I find escape and relaxation going to a movie alone, so I've seen nearly everything worth seeing and defended myself to no one.
I have also found that while Bob used to be the prominent elephant in the room, that has diminished and not everyone whispers his name any more.
There have been low moments, too. I wept at photographs. I choked up as I drove past 'our' places. I thought I would never travel again because I had lost the best trip planner and traveling companion.
I still wonder if I'll every ski or dive again, but it isn't critically important any more. I've had the experiences and I'll always have the memories. So I just wait and see where life takes me.

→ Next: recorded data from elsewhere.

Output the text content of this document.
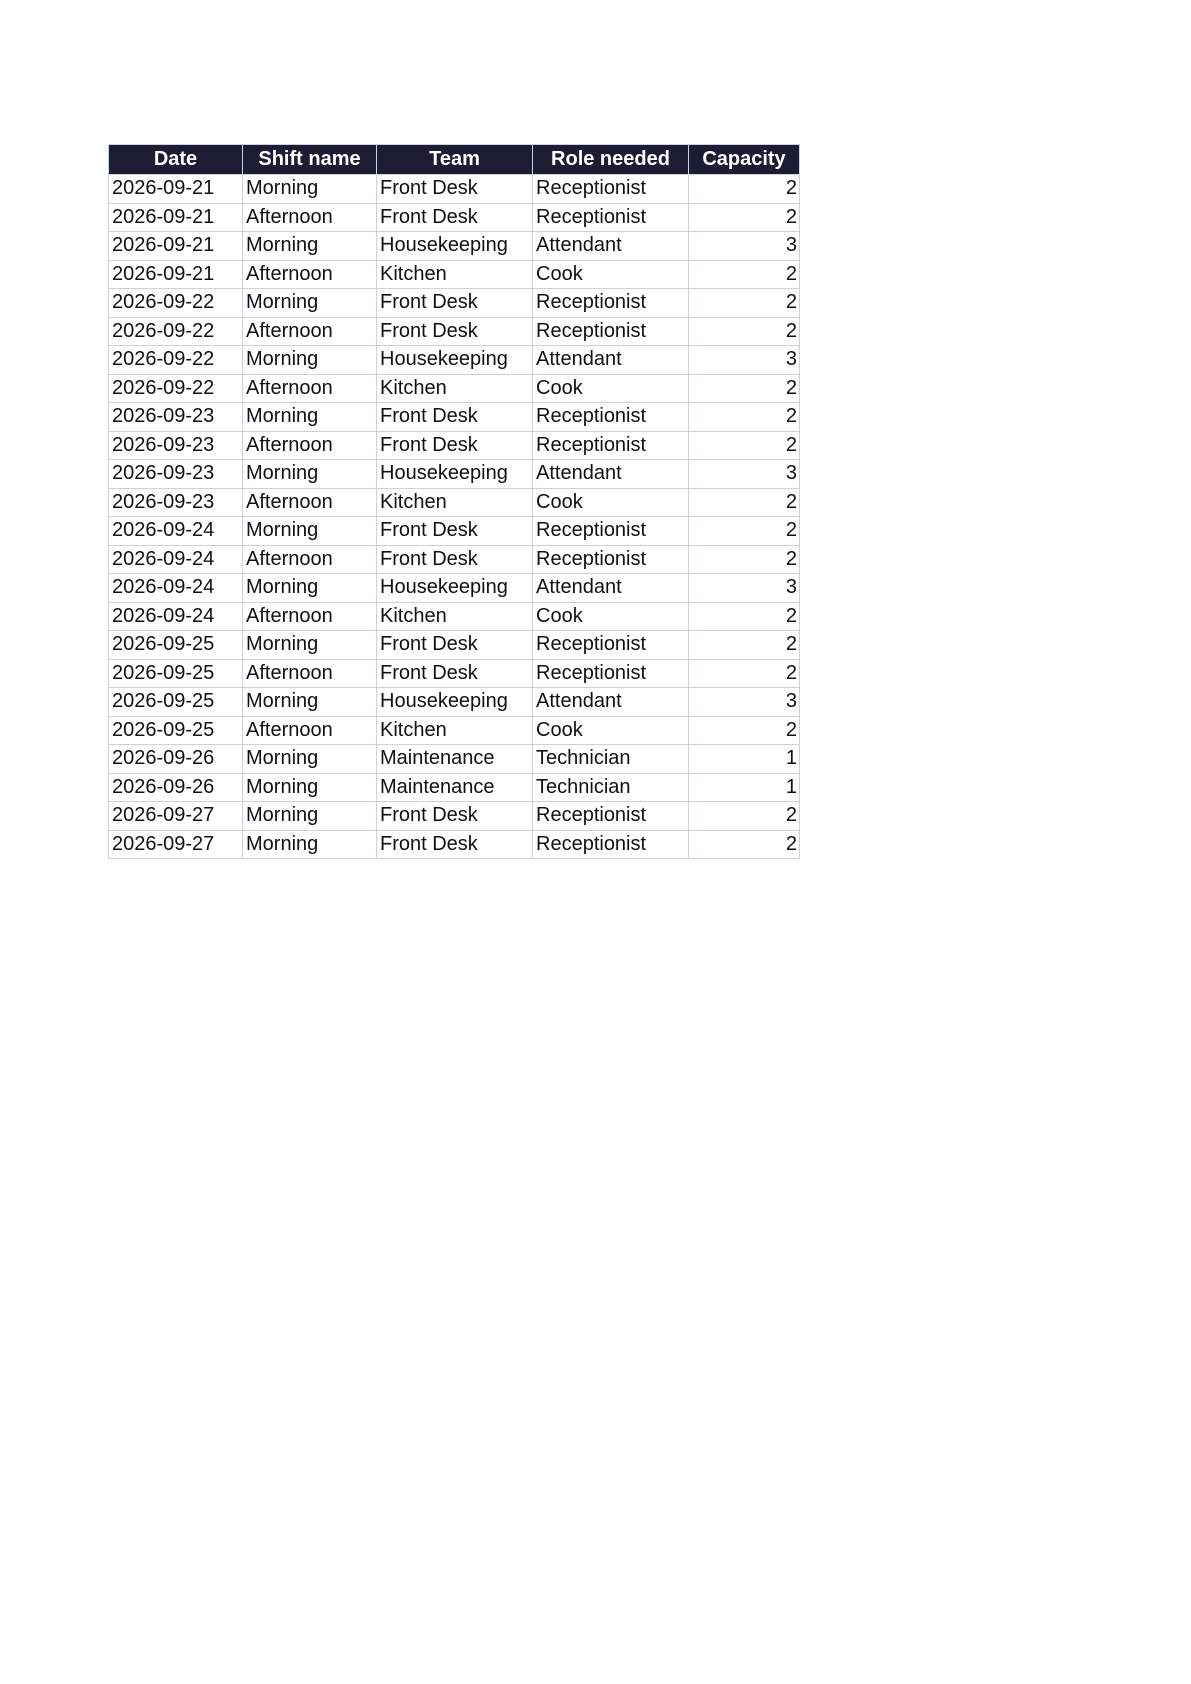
Date	Shift name	Team	Role needed	Capacity
2026-09-21	Morning	Front Desk	Receptionist	2
2026-09-21	Afternoon	Front Desk	Receptionist	2
2026-09-21	Morning	Housekeeping	Attendant	3
2026-09-21	Afternoon	Kitchen	Cook	2
2026-09-22	Morning	Front Desk	Receptionist	2
2026-09-22	Afternoon	Front Desk	Receptionist	2
2026-09-22	Morning	Housekeeping	Attendant	3
2026-09-22	Afternoon	Kitchen	Cook	2
2026-09-23	Morning	Front Desk	Receptionist	2
2026-09-23	Afternoon	Front Desk	Receptionist	2
2026-09-23	Morning	Housekeeping	Attendant	3
2026-09-23	Afternoon	Kitchen	Cook	2
2026-09-24	Morning	Front Desk	Receptionist	2
2026-09-24	Afternoon	Front Desk	Receptionist	2
2026-09-24	Morning	Housekeeping	Attendant	3
2026-09-24	Afternoon	Kitchen	Cook	2
2026-09-25	Morning	Front Desk	Receptionist	2
2026-09-25	Afternoon	Front Desk	Receptionist	2
2026-09-25	Morning	Housekeeping	Attendant	3
2026-09-25	Afternoon	Kitchen	Cook	2
2026-09-26	Morning	Maintenance	Technician	1
2026-09-26	Morning	Maintenance	Technician	1
2026-09-27	Morning	Front Desk	Receptionist	2
2026-09-27	Morning	Front Desk	Receptionist	2
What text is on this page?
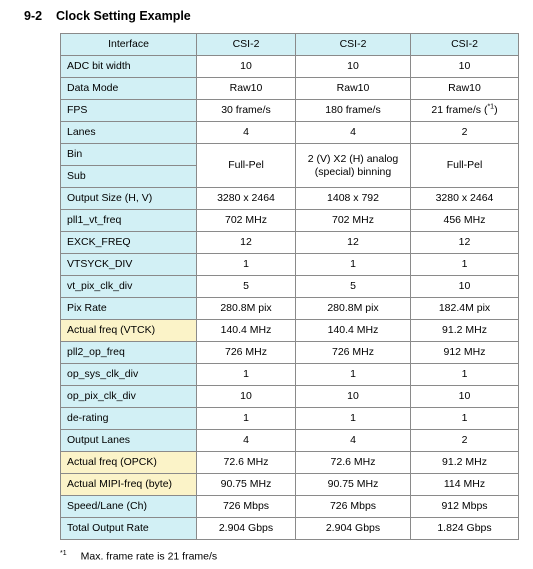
9-2 Clock Setting Example
Interface	CSI-2	CSI-2	CSI-2
ADC bit width	10	10	10
Data Mode	Raw10	Raw10	Raw10
FPS	30 frame/s	180 frame/s	21 frame/s ($^{*1}$)
Lanes	4	4	2
Bin	Full-Pel	2 (V) X2 (H) analog (special) binning	Full-Pel
Sub			
Output Size (H, V)	3280 x 2464	1408 x 792	3280 x 2464
pll1_vt_freq	702 MHz	702 MHz	456 MHz
EXCK_FREQ	12	12	12
VTSYCK_DIV	1	1	1
vt_pix_clk_div	5	5	10
Pix Rate	280.8M pix	280.8M pix	182.4M pix
Actual freq (VTCK)	140.4 MHz	140.4 MHz	91.2 MHz
pll2_op_freq	726 MHz	726 MHz	912 MHz
op_sys_clk_div	1	1	1
op_pix_clk_div	10	10	10
de-rating	1	1	1
Output Lanes	4	4	2
Actual freq (OPCK)	72.6 MHz	72.6 MHz	91.2 MHz
Actual MIPI-freq (byte)	90.75 MHz	90.75 MHz	114 MHz
Speed/Lane (Ch)	726 Mbps	726 Mbps	912 Mbps
Total Output Rate	2.904 Gbps	2.904 Gbps	1.824 Gbps
$^{*1}$ Max. frame rate is 21 frame/s
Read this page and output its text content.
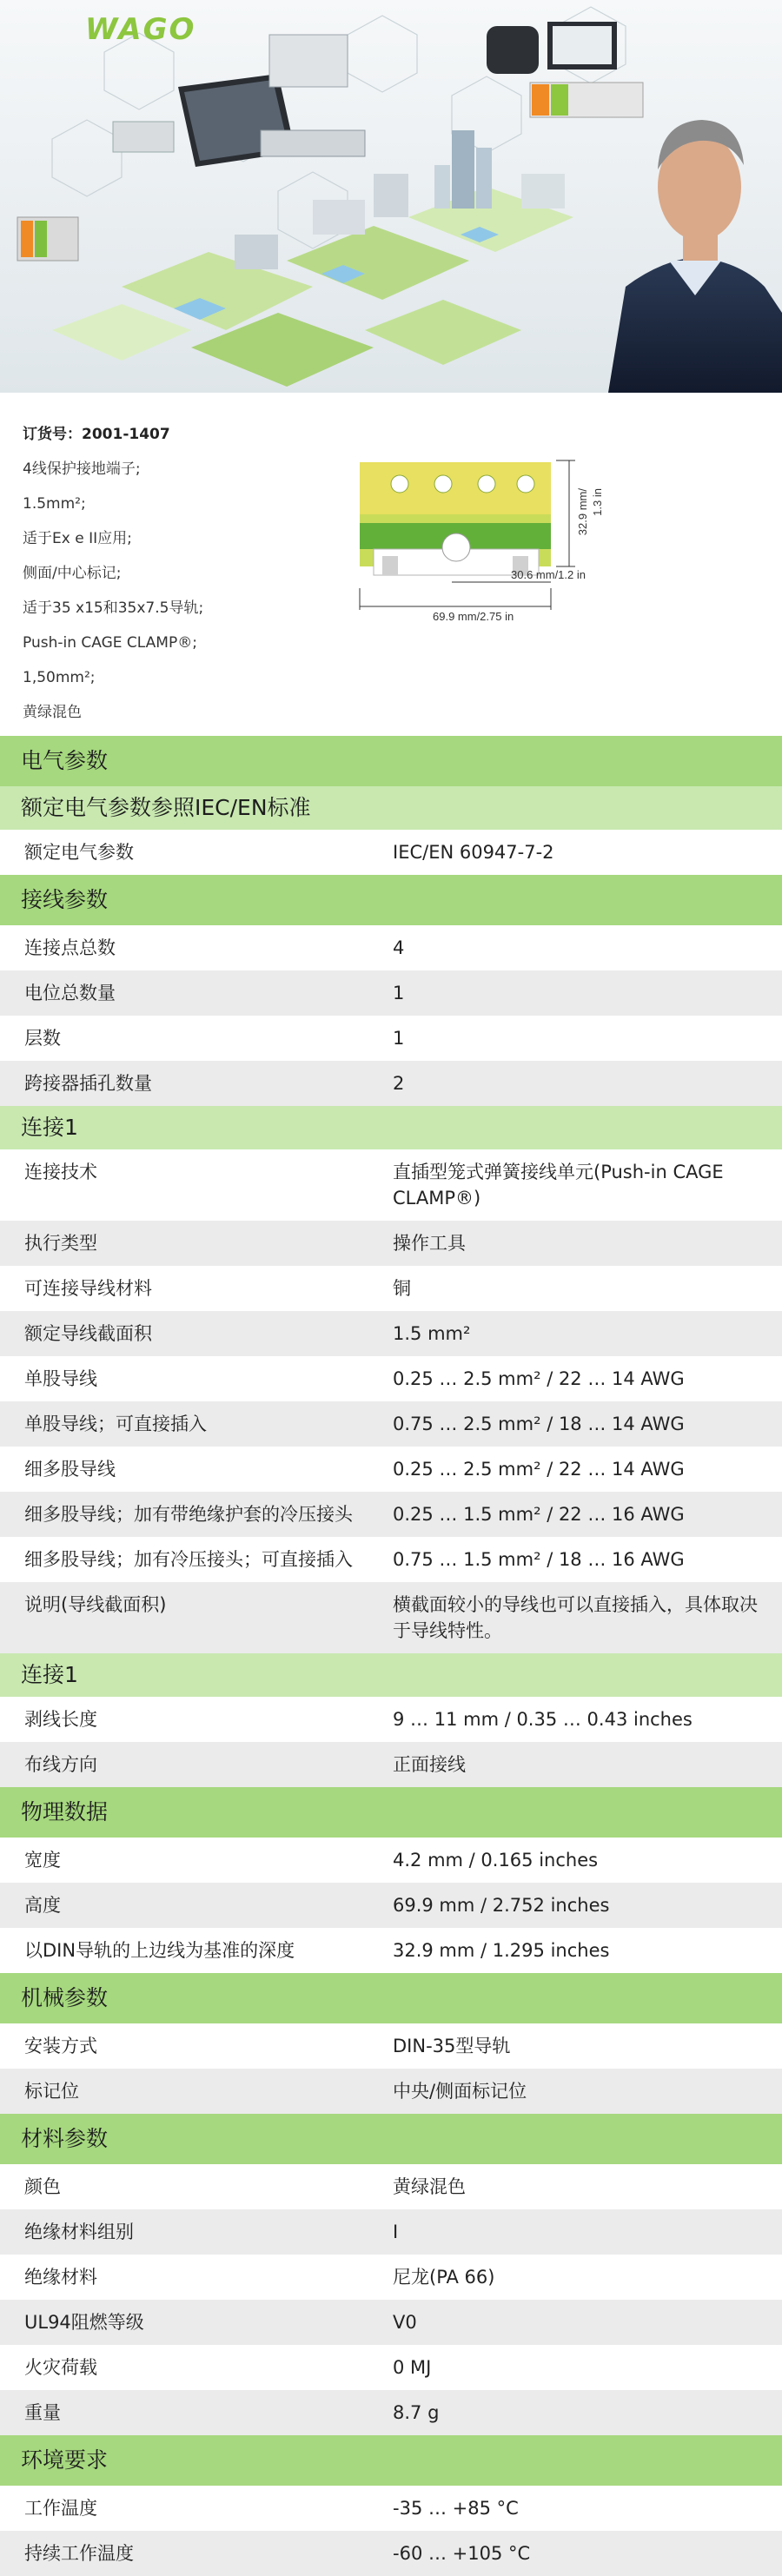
WAGO
订货号：2001-1407
4线保护接地端子;
1.5mm²;
适于Ex e II应用;
侧面/中心标记;
适于35 x15和35x7.5导轨;
Push-in CAGE CLAMP®;
1,50mm²;
黄绿混色
30.6 mm/1.2 in
69.9 mm/2.75 in
32.9 mm/ 1.3 in
电气参数
额定电气参数参照IEC/EN标准
额定电气参数	IEC/EN 60947-7-2
接线参数
连接点总数	4
电位总数量	1
层数	1
跨接器插孔数量	2
连接1
连接技术	直插型笼式弹簧接线单元(Push-in CAGE CLAMP®)
执行类型	操作工具
可连接导线材料	铜
额定导线截面积	1.5 mm²
单股导线	0.25 … 2.5 mm² / 22 … 14 AWG
单股导线；可直接插入	0.75 … 2.5 mm² / 18 … 14 AWG
细多股导线	0.25 … 2.5 mm² / 22 … 14 AWG
细多股导线；加有带绝缘护套的冷压接头	0.25 … 1.5 mm² / 22 … 16 AWG
细多股导线；加有冷压接头；可直接插入	0.75 … 1.5 mm² / 18 … 16 AWG
说明(导线截面积)	横截面较小的导线也可以直接插入，具体取决于导线特性。
连接1
剥线长度	9 … 11 mm / 0.35 … 0.43 inches
布线方向	正面接线
物理数据
宽度	4.2 mm / 0.165 inches
高度	69.9 mm / 2.752 inches
以DIN导轨的上边线为基准的深度	32.9 mm / 1.295 inches
机械参数
安装方式	DIN-35型导轨
标记位	中央/侧面标记位
材料参数
颜色	黄绿混色
绝缘材料组别	I
绝缘材料	尼龙(PA 66)
UL94阻燃等级	V0
火灾荷载	0 MJ
重量	8.7 g
环境要求
工作温度	-35 … +85 °C
持续工作温度	-60 … +105 °C
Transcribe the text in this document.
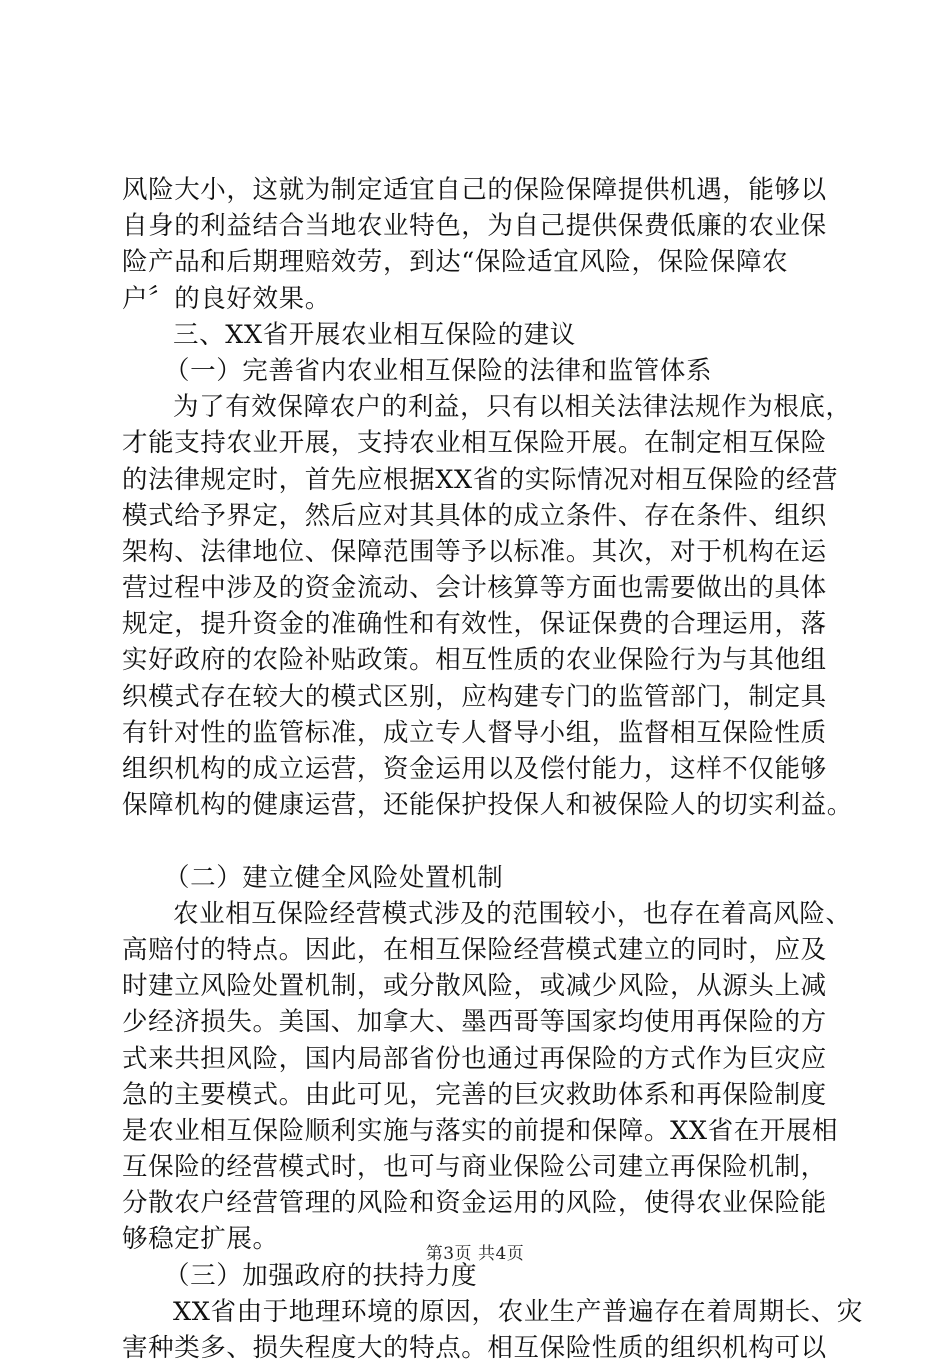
风险大小，这就为制定适宜自己的保险保障提供机遇，能够以
自身的利益结合当地农业特色，为自己提供保费低廉的农业保
险产品和后期理赔效劳，到达“保险适宜风险，保险保障农
户〞的良好效果。
三、XX省开展农业相互保险的建议
（一）完善省内农业相互保险的法律和监管体系
为了有效保障农户的利益，只有以相关法律法规作为根底，
才能支持农业开展，支持农业相互保险开展。在制定相互保险
的法律规定时，首先应根据XX省的实际情况对相互保险的经营
模式给予界定，然后应对其具体的成立条件、存在条件、组织
架构、法律地位、保障范围等予以标准。其次，对于机构在运
营过程中涉及的资金流动、会计核算等方面也需要做出的具体
规定，提升资金的准确性和有效性，保证保费的合理运用，落
实好政府的农险补贴政策。相互性质的农业保险行为与其他组
织模式存在较大的模式区别，应构建专门的监管部门，制定具
有针对性的监管标准，成立专人督导小组，监督相互保险性质
组织机构的成立运营，资金运用以及偿付能力，这样不仅能够
保障机构的健康运营，还能保护投保人和被保险人的切实利益。
（二）建立健全风险处置机制
农业相互保险经营模式涉及的范围较小，也存在着高风险、
高赔付的特点。因此，在相互保险经营模式建立的同时，应及
时建立风险处置机制，或分散风险，或减少风险，从源头上减
少经济损失。美国、加拿大、墨西哥等国家均使用再保险的方
式来共担风险，国内局部省份也通过再保险的方式作为巨灾应
急的主要模式。由此可见，完善的巨灾救助体系和再保险制度
是农业相互保险顺利实施与落实的前提和保障。XX省在开展相
互保险的经营模式时，也可与商业保险公司建立再保险机制，
分散农户经营管理的风险和资金运用的风险，使得农业保险能
够稳定扩展。
（三）加强政府的扶持力度
XX省由于地理环境的原因，农业生产普遍存在着周期长、灾
害种类多、损失程度大的特点。相互保险性质的组织机构可以
第3页 共4页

For the memorial we made large posters of the final pictures of Bob and they now grace my living room walls. Sometimes we chat. Strange, talking to a wall but it makes me think more clearly. I realized I'm beginning to forget how he felt and smelt, but with a little effort I can conjure him up and that feels pretty good.
April brought both his birthday and tax time. To celebrate, the tax man was Pac Man, munching up a big chunk of his estate. Those two events, followed by a Blue Angel crashing in South Carolina dumped me into a deep hole. I got some help and while I'm still occasionally on the ledge, for the most part I am living my own life.
I still travel. My most recent overseas nursing venture was a trip to Vietnam for two weeks of operations on needy children and adults, an activity that always impressed Bob. I have visited my scattered family several times.
I'll go back east in October for my XXth high school reunion. I hope to continue on to visit family in Israel, where I've never been and Bob had no desire to go. He won ... then. Now it's my time.
All of the above notwithstanding, I miss him terribly. I wish he was here. There are so many things, big and small which catch me up.
I take a perverse pleasure in getting my own way without 'the look.' But I miss it anyway.
I still sleep on my side of the bed.
I still occasionally stumble into what used to be 'my' bathroom.
I can't bring myself to go through the box of 'our' personal items.
I have one of his flight suits hanging in the closet that was 'his' and is now mine.
I've kept his blue blazer with the Harvard buttons and a ski jacket there too.
My favorite is the Hawaiian shirt he wore when we went to Maui ... and the last picture of US in which he's wearing it.
I got rid of a few pieces of furniture he liked and I didn't, but I haven't bought anything new. Except the new bed we had already chosen. It's comfortable. But emptier now.
I found I don't have to explain myself to anyone, I really can do anything I want, I can manage Bob's estate just fine with some expert help, and I'm doing okay.
I don't minimize the depth and importance of our relationship, but I have come to grips with reality.
He isn't here, I am -- moping my way through life accomplishes nothing.
Thank you, 'Dith. Keep fighting. We've got your back.